ADDIS ABABA, June 11, 2018 - Ethiopia’s GDP growth will decelerate to 9.6% in fiscal year 2018 (July 2017 to June 2018), down from 10.9% in fiscal year 2017, according to a new World Bank Group report.
The Horn of Africa nation was the world’s fastest growing economy in 2017. According to official statistics, during the ten fiscal years ending June 2016, Ethiopia’s GDP averaged 10.3% mainly driven by government consumption and private investment. The sixth edition of the Ethiopian Economic Update finds that last year’s drought, which affected about 8.5 million people in southeastern Ethiopia, had minimal impact on the economy.
“We expect Ethiopia’s economy to remain stable in FY2018 and the medium term, provided that the government continues to implement appropriate macroeconomic policies and manage risks related to external debt, foreign exchange shortages, any future droughts or social unrest that could impact foreign direct investments and tourism,” said Mathew Verghis, World Bank Practice Manager for Macroeconomics, Trade and Investment.
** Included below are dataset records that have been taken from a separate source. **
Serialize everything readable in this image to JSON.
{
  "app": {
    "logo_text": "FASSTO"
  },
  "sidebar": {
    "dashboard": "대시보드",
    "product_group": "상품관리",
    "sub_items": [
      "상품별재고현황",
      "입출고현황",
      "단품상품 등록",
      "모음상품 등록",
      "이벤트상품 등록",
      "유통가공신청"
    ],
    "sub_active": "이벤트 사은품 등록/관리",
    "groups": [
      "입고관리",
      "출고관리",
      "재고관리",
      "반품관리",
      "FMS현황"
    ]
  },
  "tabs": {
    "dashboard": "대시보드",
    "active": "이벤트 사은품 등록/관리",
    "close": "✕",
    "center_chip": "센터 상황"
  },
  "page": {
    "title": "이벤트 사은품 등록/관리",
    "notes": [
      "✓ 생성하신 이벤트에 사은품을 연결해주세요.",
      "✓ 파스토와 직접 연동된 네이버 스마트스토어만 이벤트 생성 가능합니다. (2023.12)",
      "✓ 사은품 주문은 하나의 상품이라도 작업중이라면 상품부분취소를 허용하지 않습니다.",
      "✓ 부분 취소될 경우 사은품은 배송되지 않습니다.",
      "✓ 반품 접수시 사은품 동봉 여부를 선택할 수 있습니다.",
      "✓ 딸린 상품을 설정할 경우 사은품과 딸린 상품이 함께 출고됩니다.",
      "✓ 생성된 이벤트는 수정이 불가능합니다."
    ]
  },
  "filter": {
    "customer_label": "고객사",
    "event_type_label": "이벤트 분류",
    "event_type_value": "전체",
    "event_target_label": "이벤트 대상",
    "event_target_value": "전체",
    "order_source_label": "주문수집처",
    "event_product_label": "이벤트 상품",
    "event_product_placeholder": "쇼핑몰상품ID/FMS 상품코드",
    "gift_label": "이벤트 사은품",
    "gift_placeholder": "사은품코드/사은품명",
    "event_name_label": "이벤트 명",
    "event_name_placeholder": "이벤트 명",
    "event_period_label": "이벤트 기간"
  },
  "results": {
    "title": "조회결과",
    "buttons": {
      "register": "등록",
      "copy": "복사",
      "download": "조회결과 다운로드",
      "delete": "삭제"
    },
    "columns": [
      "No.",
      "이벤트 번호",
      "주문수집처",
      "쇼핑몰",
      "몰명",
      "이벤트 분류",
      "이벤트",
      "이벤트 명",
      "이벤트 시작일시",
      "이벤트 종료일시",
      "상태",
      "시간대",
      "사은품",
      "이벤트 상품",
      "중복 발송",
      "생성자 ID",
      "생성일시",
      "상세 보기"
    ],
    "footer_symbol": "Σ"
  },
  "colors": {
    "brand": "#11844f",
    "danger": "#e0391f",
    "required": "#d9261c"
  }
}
In order to sustain growth, the report urges the authorities to maintain tight macroeconomic policies, improve external competitiveness, curb structural imbalances and expand the role of the private sector.
Services considered strategic - telecom, utility, and air and sea transport sectors - currently operate as strict public monopolies. Furthermore, professional and other backbone services are not promoted to the extent of their potential contributions to competitiveness and value addition. According to the report, putting more focus on the underdeveloped services sectors will result in major economic gains for Ethiopia.
The recommendations of the report include calls for services and trade policy reforms that should, ideally, involve:
- Raising awareness about the strategic importance of services as a first step ahead of the design of a comprehensive reform strategy that is linked with national development plans;
- Taking steps to relax trade and market access barriers; to eliminate regulatory obstacles, and deal with informality issues;
- Addressing the concerns of the poorest households and facilitating the inclusion of smallholder farmers in modern value chains; and,
- Dealing with skills issues in services and addressing infrastructure constraints such as roads and ports.
“Although a wholesale services policy reform in Ethiopia’s current environment would be neither feasible nor desirable, several significant steps could be taken to open-up markets, increase economic efficiency and meet people’s expectation for improved services,” said Carolyn Turk, World Bank Country Director for Ethiopia, Sudan and South Sudan. “Meaningful reforms will help expand manufacturing, boost job creation, enhance food security and promote economic diversification among other things.”
The Economic Update especially identifies distribution services as a potential entry point for such reforms. “By reforming its distribution services, Ethiopia could further promote competition, innovation and improve consumer satisfaction and welfare,” said Nora Dihel, World Bank Senior Economist and co-author of the report.